ANCOVA results on EF mean amplitude revealed significant main effects of “Session” [F(1,35) = 4.20, p = 0.048, η_p² = 0.107, critical F = 4.12, 1−β = 0.55] and “Electrode” [F(2,70) = 4.99, p = 0.023, η_p² = 0.125, critical F = 4.12, 1−β = 0.62], together with a significant “Group × Session × Electrode” interaction [F(2,70) = 3.57, p = 0.033, η_p² = 0.093, critical F = 4.12, 1-β = 0.48]. When considering the covariate (i.e., education), the “Session” factor was found to be non-significant (p = 0.46). Post hoc comparisons for the “Electrode” main effect revealed that EF amplitude was significantly greater in the right hemisphere (F4; mean = 1.59, SEM = 0.18) than in both the midline (Fz; mean = 1.16, SEM = 0.19) and left hemisphere (F3; mean = 0.36, SEM = 0.20) (all p < 0.001).

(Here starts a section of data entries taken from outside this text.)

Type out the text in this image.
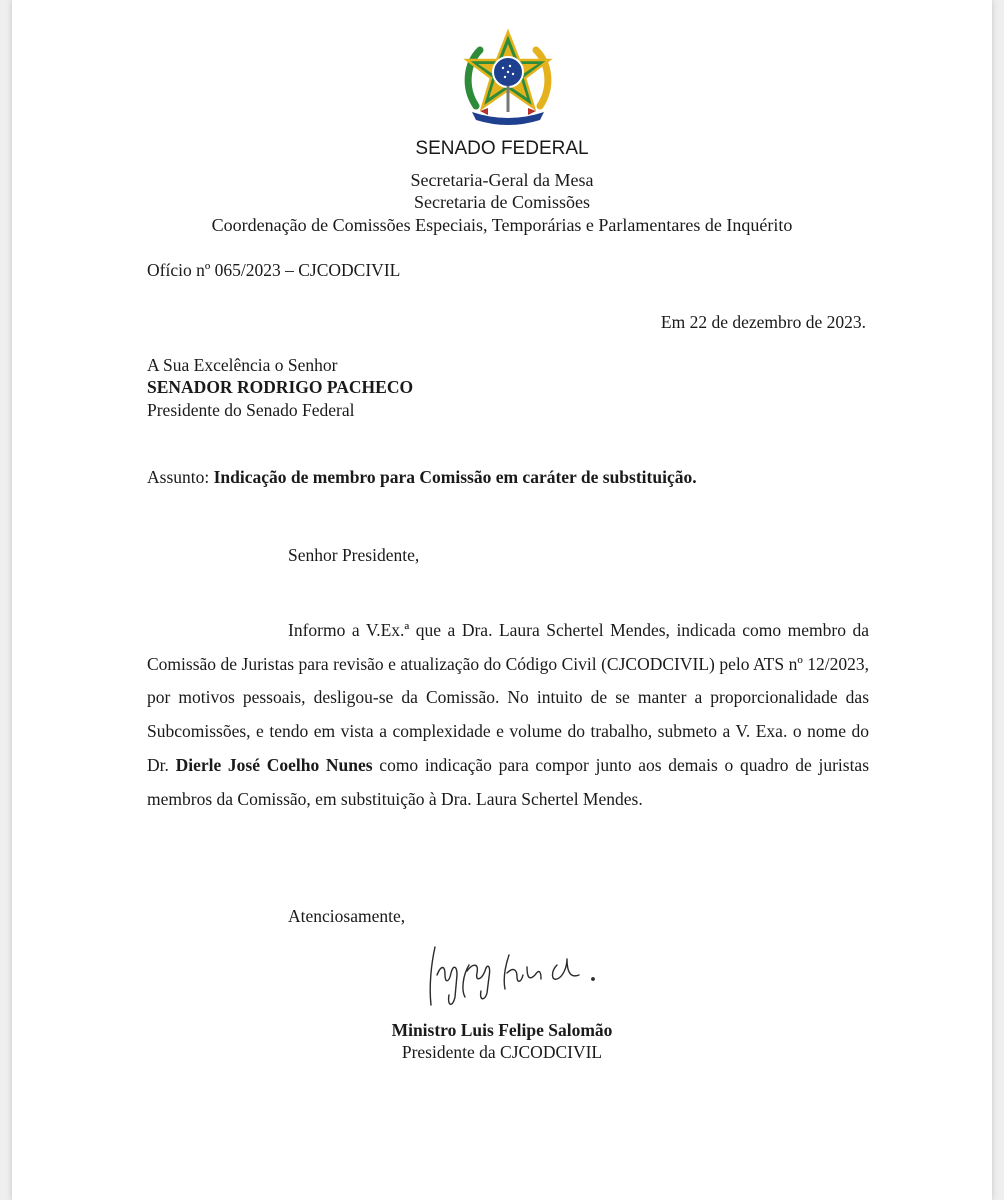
SENADO FEDERAL
Secretaria-Geral da Mesa
Secretaria de Comissões
Coordenação de Comissões Especiais, Temporárias e Parlamentares de Inquérito
Ofício nº 065/2023 – CJCODCIVIL
Em 22 de dezembro de 2023.
A Sua Excelência o Senhor
SENADOR RODRIGO PACHECO
Presidente do Senado Federal
Assunto: Indicação de membro para Comissão em caráter de substituição.
Senhor Presidente,
Informo a V.Ex.ª que a Dra. Laura Schertel Mendes, indicada como membro da Comissão de Juristas para revisão e atualização do Código Civil (CJCODCIVIL) pelo ATS nº 12/2023, por motivos pessoais, desligou-se da Comissão. No intuito de se manter a proporcionalidade das Subcomissões, e tendo em vista a complexidade e volume do trabalho, submeto a V. Exa. o nome do Dr. Dierle José Coelho Nunes como indicação para compor junto aos demais o quadro de juristas membros da Comissão, em substituição à Dra. Laura Schertel Mendes.
Atenciosamente,
Ministro Luis Felipe Salomão
Presidente da CJCODCIVIL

Post hoc comparisons to disentangle the significant “Group × Session × Electrode” interaction revealed that middle-aged participants showed a significant reduction in left hemisphere EF amplitude after anodal (F3: mean = −0.54, SEM = 0.42) compared to sham (F3: mean = 0.67, SEM = 0.36) (p = 0.020) tDCS. Additionally, after anodal tDCS, middle-aged participants displayed a significantly smaller (p = 0.024) left frontal (F3) EF amplitude (F3: mean = −0.54, SEM = 0.42) than older adults (F3: mean = 0.94, SEM = 0.42).

No difference emerged when comparing the two groups after sham stimulation (p > 0.48).

3.2.2. Parietal old-new effect

ANCOVA results of the P old/new effect mean amplitude did not reveal any significant main effect or significant interaction (all p > 0.12).

3.2.3. Late frontal old-new effect

The results of the LF mean amplitude revealed a significant “Session × Electrode” interaction [F(2,70) = 4.96, p = 0.01, η_p² = 0.124, critical F = 4.12, 1−β = 0.62] and a significant “Group × Session × Electrode” interaction [F(2,70) = 4.36, p = 0.016, η_p² = 0.111, critical F = 4.12, 1−β = 0.56]. Post hoc comparisons to disentangle the significant “Group × Session × Electrode” interaction revealed that middle-aged participants showed a reduction in LF amplitude over the left hemisphere after anodal (F3: mean = −0.12, SEM = 0.50) compared to sham (F3: mean = 1.55, SEM = 0.64) (p = 0.023) tDCS. Comparing the LF effect between the two groups of participants, post hoc analysis revealed that older adults after sham (p = 0.046) showed a reduction in frontal (F3) LF amplitude (compared to middle-aged) but not after anodal tDCS (p = 0.466).

4. Discussion

In the present study, we investigated the behavioral and neural effects of atDCS applied over the left DLPFC during the encoding phase of an EM Old-New recognition task in healthy middle-aged and older adults. Behavioral results showed that age modulated the effect of atDCS during the encoding on EM abilities, with an opposite pattern of results in the two age groups: whereas older adults improved their recognition performance, middle-aged participants showed a worsening in performance. This is the first study to highlight such an age-related difference in atDCS outcomes regarding memory tasks.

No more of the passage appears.